Day is charged with not only threatening to kill law enforcement in the wake of the Wieambilla shootings, but for allegedly making threats in February against the director general of the World Health Organization, Tedros Adhanom Ghebreyesus.
Day told one person he met online that he only travelled into Heber-Overgaard about once a month. When he did, he liked to eat at June’s Cafe, which, as the pandemic ravaged the US in 2020, posted a sign on the door warning people to “ENTER AT YOUR OWN RISK!”
“Employee’s [sic] are MASK FREE, UNMUZZLED, BUT HAVE HAD ALL THEIR IMMUNIZATIONS!” the sign read.
Day suggested to this friend he met online that they catch up at June’s for a coffee. The pair connected after Day posted a long message on the Heber-Overgaard community Facebook page.
“Apart from my time out of country, I have resided in Arizona for most of my life. I have always been deeply in love with Arizona, for its natural beauty, its people, its culture and its quiet dignity,” Day posted on 7 June.
“Yet today, I do not recognize her, as she once was. Now, she has become a mere shadow of her former self- She has become a haven for drug addicts, child molesters, corrupt politicians, corporate policy enforcers, corporate parasites, odious drag queens and all manner of anti-american communists, whom all seek to utterly destroy her.”
The other man, who did not respond to a request for comment, replied to Day, “Amen, u are preaching to the choir here ! The radical left is ruling and no one cares ! The latest is this WOKE crap !”
Day then wrote that he had failed to recruit others to his causes.
“I have tried on several occasions to raise the morale and the spirit of the local community, and have asked like-minded and right-minded folk to join in the fray against the political and corporate infection that has diseased the [Mogollon Rim region], yet at any council meeting I’ve attended and spoke at, all that I encountered were the blank stares and glassy eyes of zombies,” he said.
A few weeks after this post, Day was removed as a member of the community Facebook page.
Phillip Williams, the moderator of the page, told the Mountain Star he banned Day due to his antagonistic online behaviour.
“My only communication was online with the community page, and he was a conspiracy theorist; he was [a] very scary kind of guy, but he had great literary skills,” Williams said.
It remains unclear why it had taken so long for Day to be charged with offences allegedly committed in February and last December. Queensland police also declined to comment on when it had first started working with the FBI on the investigation.
But it is likely Day was being closely watched, given his links to the Trains were known within days of the shooting, and, as is noted in the indictment, he had previously acknowledged owning firearms including a rifle and a shotgun.
Seamus Hughes, from the US National Counterterrorism Innovation, Technology and Education Center, told the ABC that the charges of interstate threats faced by Day used to be uncommon but were now being used at a “pretty regular clip”.

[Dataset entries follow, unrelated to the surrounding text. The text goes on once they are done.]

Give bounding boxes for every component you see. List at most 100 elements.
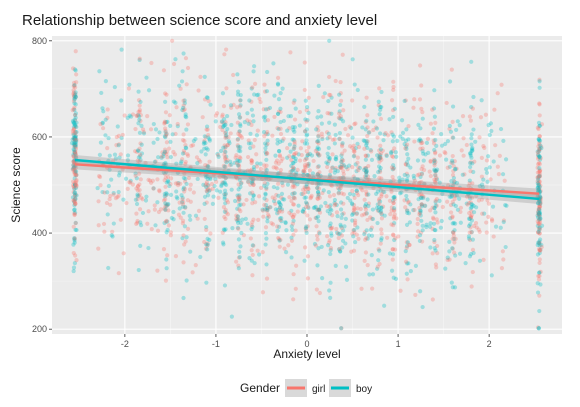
point-girl <box>257 96 262 101</box>
point-boy <box>355 87 360 93</box>
point-girl <box>330 225 335 230</box>
point-girl <box>486 214 491 219</box>
point-boy <box>487 165 492 170</box>
point-girl <box>536 277 542 282</box>
point-girl <box>255 128 260 133</box>
point-boy <box>161 161 167 167</box>
point-girl <box>181 199 186 205</box>
point-girl <box>354 211 359 217</box>
point-boy <box>135 148 141 153</box>
point-boy <box>183 205 188 210</box>
point-boy <box>464 201 469 206</box>
point-boy <box>364 168 369 174</box>
point-boy <box>363 166 369 171</box>
point-girl <box>351 210 356 215</box>
point-boy <box>450 104 456 109</box>
point-girl <box>365 217 370 223</box>
point-girl <box>422 181 427 186</box>
point-boy <box>537 123 542 129</box>
point-boy <box>289 235 294 240</box>
point-boy <box>305 132 310 137</box>
point-boy <box>74 130 79 135</box>
point-boy <box>405 163 410 168</box>
point-girl <box>249 158 254 163</box>
point-girl <box>263 89 268 94</box>
point-girl <box>202 239 207 245</box>
point-boy <box>109 233 114 238</box>
point-boy <box>72 207 77 212</box>
point-boy <box>404 177 410 182</box>
point-boy <box>177 83 182 88</box>
point-girl <box>298 146 303 151</box>
point-girl <box>364 191 369 197</box>
point-girl <box>366 163 371 169</box>
point-girl <box>73 91 78 96</box>
point-boy <box>337 116 342 121</box>
point-girl <box>320 134 325 139</box>
point-boy <box>164 191 169 196</box>
point-girl <box>130 182 135 187</box>
point-girl <box>278 126 283 131</box>
point-boy <box>392 194 397 200</box>
point-boy <box>315 190 321 195</box>
point-girl <box>341 164 346 169</box>
point-boy <box>222 188 228 193</box>
point-girl <box>473 220 479 226</box>
point-boy <box>155 200 160 205</box>
point-girl <box>349 249 354 254</box>
point-girl <box>340 151 345 156</box>
point-girl <box>291 232 296 237</box>
point-girl <box>332 203 337 208</box>
point-girl <box>311 158 316 164</box>
point-girl <box>537 179 542 184</box>
point-girl <box>162 171 168 177</box>
point-girl <box>291 100 296 105</box>
point-girl <box>392 146 397 151</box>
point-boy <box>204 175 209 180</box>
point-boy <box>303 226 309 231</box>
point-girl <box>222 143 227 148</box>
point-boy <box>537 207 542 213</box>
point-boy <box>469 59 474 64</box>
point-girl <box>419 141 424 146</box>
point-girl <box>365 133 370 139</box>
point-boy <box>471 203 476 208</box>
point-boy <box>229 162 234 167</box>
point-girl <box>537 113 542 118</box>
point-girl <box>536 211 541 217</box>
point-boy <box>218 189 223 194</box>
point-girl <box>337 176 342 181</box>
point-girl <box>183 56 189 61</box>
point-boy <box>329 233 334 238</box>
point-boy <box>211 194 216 199</box>
point-boy <box>353 239 358 245</box>
point-girl <box>203 246 209 251</box>
point-girl <box>363 169 369 174</box>
point-boy <box>110 234 115 239</box>
point-girl <box>173 181 178 186</box>
point-girl <box>338 183 344 188</box>
point-boy <box>205 95 210 100</box>
point-boy <box>221 174 226 179</box>
point-boy <box>201 141 206 146</box>
point-girl <box>389 130 394 135</box>
point-boy <box>222 117 227 122</box>
point-girl <box>265 208 270 214</box>
point-girl <box>237 167 242 172</box>
point-girl <box>245 118 250 123</box>
point-girl <box>146 177 151 182</box>
point-boy <box>236 237 241 242</box>
point-girl <box>72 196 77 201</box>
point-girl <box>150 178 155 183</box>
point-boy <box>406 261 411 266</box>
point-boy <box>72 135 77 140</box>
point-boy <box>236 187 241 192</box>
point-girl <box>74 179 79 184</box>
x-tick-label: 2 <box>487 339 492 349</box>
point-boy <box>451 181 456 186</box>
point-boy <box>316 109 321 114</box>
point-girl <box>539 245 544 250</box>
point-girl <box>307 217 313 222</box>
point-girl <box>262 181 267 186</box>
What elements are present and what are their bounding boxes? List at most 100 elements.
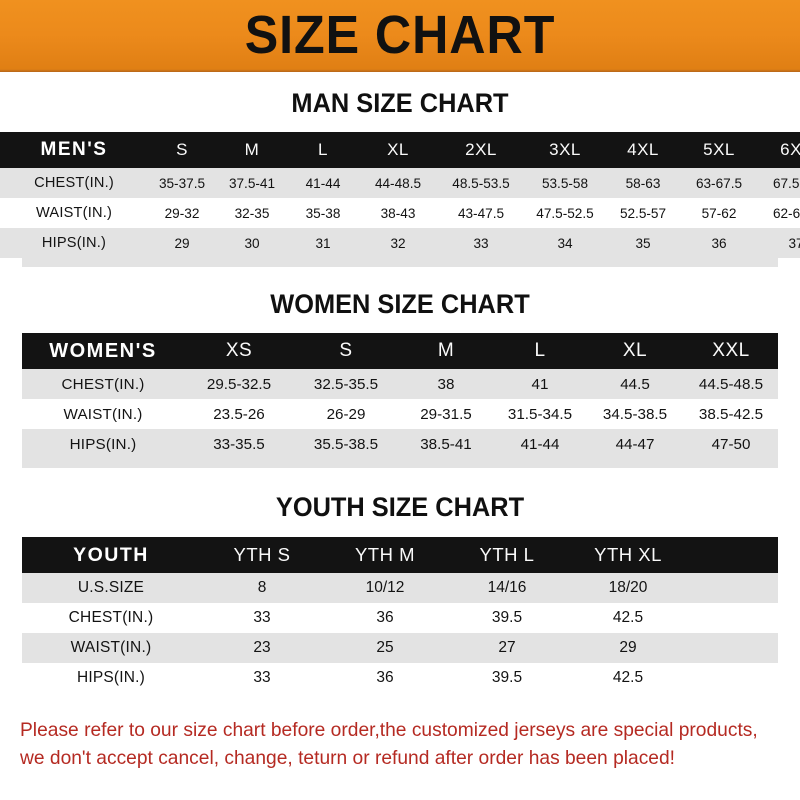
table-row: CHEST(IN.) 33 36 39.5 42.5 (22, 603, 778, 633)
women-cell-2-5: 47-50 (711, 435, 751, 453)
man-cell-1-8: 62-66.5 (772, 205, 800, 221)
youth-row-label-1: CHEST(IN.) (68, 609, 154, 626)
women-cell-0-5: 44.5-48.5 (698, 375, 764, 393)
women-cell-0-1: 32.5-35.5 (313, 375, 379, 393)
man-size-col-3: XL (387, 140, 409, 159)
man-cell-1-3: 38-43 (380, 205, 416, 221)
youth-cell-2-1: 25 (376, 639, 394, 656)
man-cell-2-5: 34 (557, 235, 573, 251)
women-size-col-3: L (534, 340, 546, 361)
man-cell-1-0: 29-32 (164, 205, 200, 221)
youth-row-label-3: HIPS(IN.) (76, 669, 146, 686)
women-cell-1-4: 34.5-38.5 (602, 405, 668, 423)
youth-table-tail (22, 693, 778, 702)
youth-cell-0-2: 14/16 (487, 579, 527, 596)
women-size-col-4: XL (622, 340, 648, 361)
youth-row-spacer-3 (688, 663, 778, 693)
youth-cell-2-2: 27 (498, 639, 516, 656)
man-size-col-6: 4XL (627, 140, 659, 159)
man-cell-0-4: 48.5-53.5 (452, 175, 510, 191)
youth-row-spacer-0 (688, 573, 778, 603)
women-cell-1-1: 26-29 (326, 405, 366, 423)
man-cell-1-5: 47.5-52.5 (536, 205, 594, 221)
man-section-title: MAN SIZE CHART (291, 88, 509, 118)
table-row: HIPS(IN.) 33-35.5 35.5-38.5 38.5-41 41-4… (22, 429, 778, 459)
man-cell-2-4: 33 (473, 235, 489, 251)
section-women: WOMEN SIZE CHART WOMEN'S XS S M L XL XXL… (0, 289, 800, 468)
man-cell-2-2: 31 (315, 235, 331, 251)
man-row-label-0: CHEST(IN.) (34, 175, 114, 191)
man-cell-2-7: 36 (711, 235, 727, 251)
youth-cell-1-2: 39.5 (491, 609, 523, 626)
youth-cell-3-2: 39.5 (491, 669, 523, 686)
women-cell-2-0: 33-35.5 (213, 435, 265, 453)
youth-cell-3-3: 42.5 (612, 669, 644, 686)
youth-cell-0-0: 8 (257, 579, 267, 596)
man-cell-2-0: 29 (174, 235, 190, 251)
man-cell-1-1: 32-35 (234, 205, 270, 221)
man-cell-1-7: 57-62 (701, 205, 737, 221)
youth-corner-label: YOUTH (73, 543, 149, 566)
man-size-col-7: 5XL (703, 140, 735, 159)
youth-section-title: YOUTH SIZE CHART (275, 492, 525, 522)
youth-size-col-0: YTH S (233, 544, 291, 565)
man-cell-0-0: 35-37.5 (158, 175, 206, 191)
youth-size-col-2: YTH L (479, 544, 535, 565)
women-size-col-0: XS (225, 340, 253, 361)
women-size-col-1: S (339, 340, 353, 361)
youth-cell-0-3: 18/20 (608, 579, 648, 596)
man-cell-0-7: 63-67.5 (695, 175, 743, 191)
women-size-table: WOMEN'S XS S M L XL XXL CHEST(IN.) 29.5-… (22, 333, 778, 459)
women-cell-2-2: 38.5-41 (420, 435, 472, 453)
man-size-col-5: 3XL (549, 140, 581, 159)
man-cell-0-1: 37.5-41 (228, 175, 276, 191)
banner-title: SIZE CHART (244, 5, 556, 65)
man-cell-0-3: 44-48.5 (374, 175, 422, 191)
youth-cell-3-0: 33 (253, 669, 271, 686)
man-size-col-0: S (176, 140, 188, 159)
man-cell-0-2: 41-44 (305, 175, 341, 191)
man-cell-2-1: 30 (244, 235, 260, 251)
man-cell-2-8: 37 (788, 235, 800, 251)
youth-row-label-0: U.S.SIZE (77, 579, 145, 596)
women-section-title: WOMEN SIZE CHART (270, 289, 530, 319)
youth-row-spacer-2 (688, 633, 778, 663)
man-size-table: MEN'S S M L XL 2XL 3XL 4XL 5XL 6XL CHEST… (0, 132, 800, 258)
man-cell-0-8: 67.5-72 (772, 175, 800, 191)
man-cell-1-4: 43-47.5 (457, 205, 505, 221)
women-cell-0-2: 38 (437, 375, 455, 393)
man-header-row: MEN'S S M L XL 2XL 3XL 4XL 5XL 6XL (0, 132, 800, 168)
youth-cell-2-0: 23 (253, 639, 271, 656)
women-size-col-5: XXL (712, 340, 750, 361)
man-size-col-4: 2XL (465, 140, 497, 159)
youth-size-col-3: YTH XL (594, 544, 662, 565)
man-corner-label: MEN'S (40, 139, 108, 160)
youth-cell-1-1: 36 (376, 609, 394, 626)
youth-size-table: YOUTH YTH S YTH M YTH L YTH XL U.S.SIZE … (22, 537, 778, 693)
youth-header-spacer (688, 537, 778, 573)
table-row: WAIST(IN.) 23 25 27 29 (22, 633, 778, 663)
youth-cell-2-3: 29 (619, 639, 637, 656)
man-table-tail (22, 258, 778, 267)
table-row: HIPS(IN.) 33 36 39.5 42.5 (22, 663, 778, 693)
women-cell-2-3: 41-44 (520, 435, 560, 453)
section-man: MAN SIZE CHART MEN'S S M L XL 2XL 3XL 4X… (0, 88, 800, 267)
man-cell-2-3: 32 (390, 235, 406, 251)
women-cell-0-0: 29.5-32.5 (206, 375, 272, 393)
women-cell-1-3: 31.5-34.5 (507, 405, 573, 423)
man-cell-0-6: 58-63 (625, 175, 661, 191)
table-row: U.S.SIZE 8 10/12 14/16 18/20 (22, 573, 778, 603)
youth-size-col-1: YTH M (354, 544, 416, 565)
section-youth: YOUTH SIZE CHART YOUTH YTH S YTH M YTH L… (0, 492, 800, 702)
man-row-label-2: HIPS(IN.) (41, 235, 107, 251)
man-row-label-1: WAIST(IN.) (35, 205, 113, 221)
table-row: WAIST(IN.) 23.5-26 26-29 29-31.5 31.5-34… (22, 399, 778, 429)
youth-cell-1-0: 33 (253, 609, 271, 626)
man-size-col-2: L (318, 140, 328, 159)
youth-cell-1-3: 42.5 (612, 609, 644, 626)
women-cell-2-4: 44-47 (615, 435, 655, 453)
man-cell-1-2: 35-38 (305, 205, 341, 221)
youth-cell-0-1: 10/12 (365, 579, 405, 596)
women-cell-2-1: 35.5-38.5 (313, 435, 379, 453)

“It’s a very elastic charge – it’s usually when law enforcement says ‘we have someone we’re concerned about, we think it may turn violent’,” Hughes said.
“What we’ve seen in the past is that the Department of Justice will use this charge basically as an initial salvo to arrest an individual, get him into the federal system and perhaps add other charges at a later date.”
Each of the two charges faced by Day carries a maximum sentence of five years in prison, a fine of up to US$250,000, and up to three years of supervised release.
Months before his arrest, he awoke one morning on his remote property to discover something had killed his chickens during the night.
“I hunted the perpetrator down, and hung its carcass from a tree,” Day posted on Facebook in June.
“To let other predators know what will happen to them, should they think to kill my animals.”
Last week, it was Day who was hunted down by the FBI.
It will be months before he knows his fate. But for now, he is being held in a federal prison, far away from the regional property in northern Arizona he had called home.